There had to be an easier way to quickly decipher what time it is in various locations at any given time. I went to Google.com and ran a search for world clock. Sure enough, I found a simple site that allowed me to punch in the cities I wanted. Now I could quickly check the time in these locations with a quick click on my shortcut to that site.
The site I found is: http://www.timeanddate.com/. If you have to deal with various dates and times, I suggest you check out this site. There are several useful tools on the site, including your own personal Count Down timer.
I found the Personal Clock the most useful for me. Through their simple interface I added the cities that are important for me to track.
This puts a cookie on your computer so that when you click to return to this same site, your settings will be saved and you can quickly see the clocks for the locations you want.

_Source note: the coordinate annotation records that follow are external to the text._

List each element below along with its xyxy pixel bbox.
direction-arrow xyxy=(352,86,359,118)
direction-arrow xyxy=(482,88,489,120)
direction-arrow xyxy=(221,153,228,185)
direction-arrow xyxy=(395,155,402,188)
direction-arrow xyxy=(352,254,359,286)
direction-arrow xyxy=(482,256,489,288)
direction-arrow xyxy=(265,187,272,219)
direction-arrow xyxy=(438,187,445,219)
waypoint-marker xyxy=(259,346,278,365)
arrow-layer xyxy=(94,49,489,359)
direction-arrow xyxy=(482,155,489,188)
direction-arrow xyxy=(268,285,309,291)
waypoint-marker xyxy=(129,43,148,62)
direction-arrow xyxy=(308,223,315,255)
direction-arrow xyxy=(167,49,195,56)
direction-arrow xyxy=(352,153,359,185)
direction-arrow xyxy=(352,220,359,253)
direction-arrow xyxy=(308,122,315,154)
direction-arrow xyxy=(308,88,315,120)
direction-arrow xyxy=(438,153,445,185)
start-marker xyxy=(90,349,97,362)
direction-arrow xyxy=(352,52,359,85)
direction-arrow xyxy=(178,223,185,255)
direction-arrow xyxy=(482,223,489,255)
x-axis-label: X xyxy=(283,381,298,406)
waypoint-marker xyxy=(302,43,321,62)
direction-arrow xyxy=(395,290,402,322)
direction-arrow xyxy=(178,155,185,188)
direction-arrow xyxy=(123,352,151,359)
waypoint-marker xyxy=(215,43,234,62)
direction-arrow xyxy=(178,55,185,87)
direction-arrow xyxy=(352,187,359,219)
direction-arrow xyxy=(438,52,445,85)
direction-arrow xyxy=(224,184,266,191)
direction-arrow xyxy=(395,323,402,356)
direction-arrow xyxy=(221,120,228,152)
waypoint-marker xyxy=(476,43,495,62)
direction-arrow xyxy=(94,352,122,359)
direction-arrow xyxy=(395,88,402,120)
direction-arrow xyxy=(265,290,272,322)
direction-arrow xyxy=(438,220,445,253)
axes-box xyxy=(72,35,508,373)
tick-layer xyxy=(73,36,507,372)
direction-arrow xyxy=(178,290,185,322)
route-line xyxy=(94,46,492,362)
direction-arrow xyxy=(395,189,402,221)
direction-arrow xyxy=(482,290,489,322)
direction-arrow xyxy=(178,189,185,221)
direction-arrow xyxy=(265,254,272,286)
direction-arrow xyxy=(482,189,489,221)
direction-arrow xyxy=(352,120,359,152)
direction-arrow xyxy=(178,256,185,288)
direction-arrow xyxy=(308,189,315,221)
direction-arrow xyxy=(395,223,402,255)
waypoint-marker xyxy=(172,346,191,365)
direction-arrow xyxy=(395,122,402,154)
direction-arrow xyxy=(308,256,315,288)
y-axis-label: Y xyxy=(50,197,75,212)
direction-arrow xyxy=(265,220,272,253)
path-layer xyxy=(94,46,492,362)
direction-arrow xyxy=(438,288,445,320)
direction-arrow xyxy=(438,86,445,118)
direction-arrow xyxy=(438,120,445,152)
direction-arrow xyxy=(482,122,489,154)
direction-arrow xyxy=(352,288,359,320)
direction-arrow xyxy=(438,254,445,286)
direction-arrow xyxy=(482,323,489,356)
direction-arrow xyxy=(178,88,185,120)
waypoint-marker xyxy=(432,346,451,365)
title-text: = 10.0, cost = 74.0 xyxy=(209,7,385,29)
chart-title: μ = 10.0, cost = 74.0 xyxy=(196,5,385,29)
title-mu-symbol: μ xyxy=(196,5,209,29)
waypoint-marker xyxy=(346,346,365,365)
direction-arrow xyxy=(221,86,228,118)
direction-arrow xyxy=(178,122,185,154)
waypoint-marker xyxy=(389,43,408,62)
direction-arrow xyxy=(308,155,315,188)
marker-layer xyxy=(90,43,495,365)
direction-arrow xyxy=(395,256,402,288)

I frequently have phone conferences with people on the west coast, so I added Seattle. Chicago is my home. Greg often heads to Boston. And I have colleagues and clients in the UK. So these are the locations I added into my personal world clock.
If you don't want to deal with the Java applet or need a screen reader display, you'll probably want to choose the standard display as shown below. This display shows the text for the city names and time.
But if you prefer a slightly fancier display, you can set your default to the Java applet (make sure you have your browser set to allow applets) and then you can get a quick visual display of the clocks. This is my preference. I'm not sure if I have a dyslexic issue or just can make sense out of a visual display faster, but this view helps me a lot, because I can quickly see all the clocks and easily decipher what time it is in each location.
I then added a shortcut to my personal clock on the Links shortcut bar of Internet Explorer.